He’s really good at grabbing the headline and making bold statements and then leaving the stage and nothing being done,” Jones said.
Governor Gavin Newsom’s second term inauguration took place on Jan. 6, but while Californians tuned in to hear the vision of the governor, portions of the governor’s address appeared to be more of a presidential campaign trial-run. The governor spent the opening minutes talking about his family and their Irish roots and later meandered into attacking decisions taken by Texas and Florida.
State Senator Brian Jones criticized this, noting that Newsom should focus more on improving Californian’s lives than the rest of the country.
“It’s unfortunate that in California, one of the most prosperous states in the country, that our governor continues to use divisive language in his speeches and continues to show that he’s actually not running his campaign or governing for the sake of California. He’s actually running a political campaign against these other states in the country,” said Jones, when asked about this by Rafer Weigel on KUSI.
“Let’s look at a couple examples from 2019 in his inaugural speech and his state of the state speeches back then. He said he was going to end the high speed rail and do something different with those resources. Today four years later, we’ve wasted billions of dollars on, I’d Like to say a train to nowhere.”
Newsom portrayed the states of Texas and Florida as anti-freedom because of their more conservative stance on social issues during his inaugural speech.
“I just want to ask him…, “What do you mean by that?” when 110,000 Californians left California last year and most of them went to those two other states, because there’s more freedom, more opportunity, more chances to have a better lifestyle and people are leaving California on purpose. It’s not by accident that these 110,000 people are leaving California,” Sen Jones said.
Following the address, Sen. Jones tweeted a list of the governor’s top 10 failures in governing the state.
The homeless crisis was the first of the tweets. Jones noted the $10 billion price tag to tackle the issue which still has California as the state with the most homeless and the problem continues to spiral out of control.
“The republicans introduced a package of bills last summer called the ACT package which is Accountability, Compassion and Treatment. The professionals that deal with the homelessness crisis in California agree with this also,” Jones told Weigel. “It takes all three and wrap around services to have a positive impact on somebody who is surviving a homeless situation. And this is having negative impacts on our neighborhoods not just here in San Diego, not just in San Francisco but across the entire state.”
Drought was another challenge for the state. Jones noted that farmers were devastated by drought earlier in the year and no additional water had been supplied. He noted there was no extra water storage in place to capture the extra storm run-offs from the current atmospheric rivers drenching the state.

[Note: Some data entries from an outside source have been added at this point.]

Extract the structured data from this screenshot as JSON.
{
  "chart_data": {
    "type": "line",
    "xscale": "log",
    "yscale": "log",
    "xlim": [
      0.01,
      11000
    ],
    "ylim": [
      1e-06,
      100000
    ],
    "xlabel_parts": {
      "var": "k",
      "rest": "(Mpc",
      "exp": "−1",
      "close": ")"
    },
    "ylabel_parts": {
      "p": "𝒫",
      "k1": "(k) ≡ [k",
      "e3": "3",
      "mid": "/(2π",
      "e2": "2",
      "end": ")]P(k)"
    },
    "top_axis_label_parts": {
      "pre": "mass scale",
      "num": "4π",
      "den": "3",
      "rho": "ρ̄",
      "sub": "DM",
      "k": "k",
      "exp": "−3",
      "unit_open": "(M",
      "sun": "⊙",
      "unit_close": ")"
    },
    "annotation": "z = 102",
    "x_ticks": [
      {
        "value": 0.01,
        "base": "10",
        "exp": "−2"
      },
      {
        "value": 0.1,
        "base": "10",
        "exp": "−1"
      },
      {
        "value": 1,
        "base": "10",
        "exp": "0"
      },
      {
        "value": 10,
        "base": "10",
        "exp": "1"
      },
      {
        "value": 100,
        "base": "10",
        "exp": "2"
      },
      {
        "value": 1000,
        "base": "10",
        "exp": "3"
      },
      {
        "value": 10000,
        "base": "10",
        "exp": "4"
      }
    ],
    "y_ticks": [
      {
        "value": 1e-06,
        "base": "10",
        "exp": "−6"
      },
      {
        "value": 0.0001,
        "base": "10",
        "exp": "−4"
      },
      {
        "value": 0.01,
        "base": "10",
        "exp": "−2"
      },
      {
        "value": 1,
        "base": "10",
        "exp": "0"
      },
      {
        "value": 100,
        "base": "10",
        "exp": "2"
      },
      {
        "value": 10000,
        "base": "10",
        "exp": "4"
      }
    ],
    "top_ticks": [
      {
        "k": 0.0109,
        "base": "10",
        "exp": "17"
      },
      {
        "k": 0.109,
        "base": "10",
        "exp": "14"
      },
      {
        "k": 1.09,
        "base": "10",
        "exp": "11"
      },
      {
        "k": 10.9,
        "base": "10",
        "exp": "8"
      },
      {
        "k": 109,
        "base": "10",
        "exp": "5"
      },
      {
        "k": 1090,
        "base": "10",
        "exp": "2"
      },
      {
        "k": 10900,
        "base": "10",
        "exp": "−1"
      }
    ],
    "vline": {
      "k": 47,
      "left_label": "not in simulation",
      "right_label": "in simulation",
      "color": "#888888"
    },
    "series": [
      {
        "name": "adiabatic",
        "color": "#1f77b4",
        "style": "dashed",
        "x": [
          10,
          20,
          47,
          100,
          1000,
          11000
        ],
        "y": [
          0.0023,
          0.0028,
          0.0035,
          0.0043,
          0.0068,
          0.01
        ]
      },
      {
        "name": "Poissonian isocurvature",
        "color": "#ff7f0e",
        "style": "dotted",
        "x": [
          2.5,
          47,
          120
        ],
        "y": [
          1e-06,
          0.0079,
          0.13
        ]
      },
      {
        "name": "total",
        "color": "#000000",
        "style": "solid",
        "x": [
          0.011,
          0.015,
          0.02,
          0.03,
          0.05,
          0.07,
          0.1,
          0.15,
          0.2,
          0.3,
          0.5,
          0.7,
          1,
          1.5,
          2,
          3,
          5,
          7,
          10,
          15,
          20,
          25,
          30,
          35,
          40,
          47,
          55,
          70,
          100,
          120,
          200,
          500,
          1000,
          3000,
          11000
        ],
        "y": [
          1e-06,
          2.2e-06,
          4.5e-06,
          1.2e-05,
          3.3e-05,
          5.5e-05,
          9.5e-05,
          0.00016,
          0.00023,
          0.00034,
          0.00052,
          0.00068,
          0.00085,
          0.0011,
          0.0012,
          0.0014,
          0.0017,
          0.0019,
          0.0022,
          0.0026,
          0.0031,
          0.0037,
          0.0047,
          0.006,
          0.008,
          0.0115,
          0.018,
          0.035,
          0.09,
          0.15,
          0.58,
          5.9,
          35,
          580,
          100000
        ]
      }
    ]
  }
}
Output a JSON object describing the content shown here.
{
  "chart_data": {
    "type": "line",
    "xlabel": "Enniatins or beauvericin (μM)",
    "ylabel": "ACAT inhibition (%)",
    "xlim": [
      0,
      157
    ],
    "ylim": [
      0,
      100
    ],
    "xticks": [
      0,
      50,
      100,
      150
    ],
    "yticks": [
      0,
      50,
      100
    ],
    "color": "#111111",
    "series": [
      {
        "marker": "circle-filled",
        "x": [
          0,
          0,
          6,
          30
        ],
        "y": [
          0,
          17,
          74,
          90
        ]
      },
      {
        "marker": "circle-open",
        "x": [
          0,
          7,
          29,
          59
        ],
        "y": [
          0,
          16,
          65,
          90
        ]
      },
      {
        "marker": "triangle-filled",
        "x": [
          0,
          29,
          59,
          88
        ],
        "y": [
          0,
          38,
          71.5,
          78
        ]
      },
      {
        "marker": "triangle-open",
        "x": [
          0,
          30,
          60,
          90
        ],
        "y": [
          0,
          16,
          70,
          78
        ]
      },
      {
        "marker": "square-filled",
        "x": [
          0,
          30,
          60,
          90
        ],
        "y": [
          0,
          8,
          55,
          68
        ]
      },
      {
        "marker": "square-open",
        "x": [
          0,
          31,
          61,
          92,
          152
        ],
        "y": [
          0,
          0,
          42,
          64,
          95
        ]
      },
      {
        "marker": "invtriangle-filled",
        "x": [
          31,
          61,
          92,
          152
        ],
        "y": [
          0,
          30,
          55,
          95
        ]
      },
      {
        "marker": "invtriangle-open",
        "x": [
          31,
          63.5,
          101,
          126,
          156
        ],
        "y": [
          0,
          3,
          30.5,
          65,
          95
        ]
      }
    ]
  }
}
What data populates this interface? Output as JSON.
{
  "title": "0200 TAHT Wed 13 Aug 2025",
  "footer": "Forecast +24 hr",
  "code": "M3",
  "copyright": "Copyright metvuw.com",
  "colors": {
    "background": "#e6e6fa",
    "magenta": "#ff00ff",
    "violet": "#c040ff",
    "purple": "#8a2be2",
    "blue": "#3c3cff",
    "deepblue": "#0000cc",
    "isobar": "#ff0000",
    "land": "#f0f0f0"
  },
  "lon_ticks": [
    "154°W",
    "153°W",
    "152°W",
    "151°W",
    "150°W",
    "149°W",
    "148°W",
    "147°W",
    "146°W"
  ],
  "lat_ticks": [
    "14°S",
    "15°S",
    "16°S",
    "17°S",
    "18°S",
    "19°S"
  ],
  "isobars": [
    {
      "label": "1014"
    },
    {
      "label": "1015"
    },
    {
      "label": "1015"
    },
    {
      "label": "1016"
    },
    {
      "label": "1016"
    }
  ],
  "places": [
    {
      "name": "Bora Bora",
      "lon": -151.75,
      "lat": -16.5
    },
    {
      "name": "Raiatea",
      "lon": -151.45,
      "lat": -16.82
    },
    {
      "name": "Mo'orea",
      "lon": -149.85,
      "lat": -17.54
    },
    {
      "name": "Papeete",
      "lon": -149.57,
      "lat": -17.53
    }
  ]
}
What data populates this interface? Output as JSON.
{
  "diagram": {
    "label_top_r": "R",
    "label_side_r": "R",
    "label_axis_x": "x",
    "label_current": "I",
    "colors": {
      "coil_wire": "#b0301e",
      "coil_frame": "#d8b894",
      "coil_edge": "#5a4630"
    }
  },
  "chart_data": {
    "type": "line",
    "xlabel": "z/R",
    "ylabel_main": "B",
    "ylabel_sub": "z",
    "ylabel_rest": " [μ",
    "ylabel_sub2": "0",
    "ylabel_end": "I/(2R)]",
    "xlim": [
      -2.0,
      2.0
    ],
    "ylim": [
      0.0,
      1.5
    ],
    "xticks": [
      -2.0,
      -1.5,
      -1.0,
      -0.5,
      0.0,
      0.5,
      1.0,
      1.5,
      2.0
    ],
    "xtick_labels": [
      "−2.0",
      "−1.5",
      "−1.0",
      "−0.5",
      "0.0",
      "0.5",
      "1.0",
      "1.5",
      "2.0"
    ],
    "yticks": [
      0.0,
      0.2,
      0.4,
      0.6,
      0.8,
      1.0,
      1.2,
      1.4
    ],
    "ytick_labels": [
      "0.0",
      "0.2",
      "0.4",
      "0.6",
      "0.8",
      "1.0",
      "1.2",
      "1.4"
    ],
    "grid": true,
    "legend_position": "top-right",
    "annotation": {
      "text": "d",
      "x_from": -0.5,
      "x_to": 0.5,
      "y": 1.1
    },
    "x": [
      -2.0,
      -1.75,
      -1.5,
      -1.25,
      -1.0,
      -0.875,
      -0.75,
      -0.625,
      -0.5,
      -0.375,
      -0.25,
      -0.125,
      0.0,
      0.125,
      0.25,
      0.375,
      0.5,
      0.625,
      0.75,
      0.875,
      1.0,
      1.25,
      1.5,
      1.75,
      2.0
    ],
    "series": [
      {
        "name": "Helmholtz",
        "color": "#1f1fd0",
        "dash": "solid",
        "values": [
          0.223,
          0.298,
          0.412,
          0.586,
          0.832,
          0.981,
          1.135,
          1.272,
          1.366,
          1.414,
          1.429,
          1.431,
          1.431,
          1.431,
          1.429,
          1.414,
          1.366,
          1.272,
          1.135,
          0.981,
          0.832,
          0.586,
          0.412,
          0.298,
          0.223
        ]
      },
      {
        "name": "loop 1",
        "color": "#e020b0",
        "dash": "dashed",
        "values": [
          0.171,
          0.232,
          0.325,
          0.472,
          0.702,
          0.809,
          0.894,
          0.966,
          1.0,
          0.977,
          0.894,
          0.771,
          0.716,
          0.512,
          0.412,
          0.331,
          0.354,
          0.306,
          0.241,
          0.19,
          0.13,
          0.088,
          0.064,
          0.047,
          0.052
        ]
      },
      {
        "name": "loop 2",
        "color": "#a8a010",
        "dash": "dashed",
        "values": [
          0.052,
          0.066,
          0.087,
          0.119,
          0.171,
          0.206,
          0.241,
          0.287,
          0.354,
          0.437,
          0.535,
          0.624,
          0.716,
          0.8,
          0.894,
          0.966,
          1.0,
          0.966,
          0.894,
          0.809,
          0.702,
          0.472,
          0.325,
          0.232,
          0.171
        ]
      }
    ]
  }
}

High gas prices rounded off the top three issues affecting California. Newsom proposed a Windfall Profits tax on gas producers which would increase the cost of gasoline for Californians.
Sen. Jones pointed to the early release of convicted felons as another failure of the Newsom administration. An executive order by the governor made thousands of convicted felons eligible for early release.
Sen Jones told Weigel “Crime is out of control in California, San Francisco, L.A., the crime rates are climbing, violent crimes throughout the state, sexual violence, predators placed in our neighborhoods. These are all things the majority of Californians recognize and realize that are broken and none of that was addressed today in his speech.”
Test scores released by the California Department of Education revealed that two-thirds of the state’s students are not where they needed to be in Math, falling short of the state’s standard and more than 50 percent failed to meet the standard in English as well.
Businesses are leaving California twice as fast as in prior years taking much needed jobs and revenue streams with them.
The next four failures listed by the senator included, the $33 billion unemployment fraud perpetrated on the EDD, the maskless scandal at French laundry and NFL suites where Newsom appeared maskless at these gatherings while encouraging Californians to stay at home, the governor’s inaccuracies in wildfire prevention efforts and his indecision on the high-speed rail money-pit.
“Republicans in California are going to continue to fight for Californians, for all of Californians while he continues to divide Californaians down political lines, political parties for whatever future ambitions he has,” Sen. Jones stated. “The Republican Caucus and the senate are committed to coming forward with bipartisan solutions and working with our Democratic colleagues to make positive changes for all Californians.”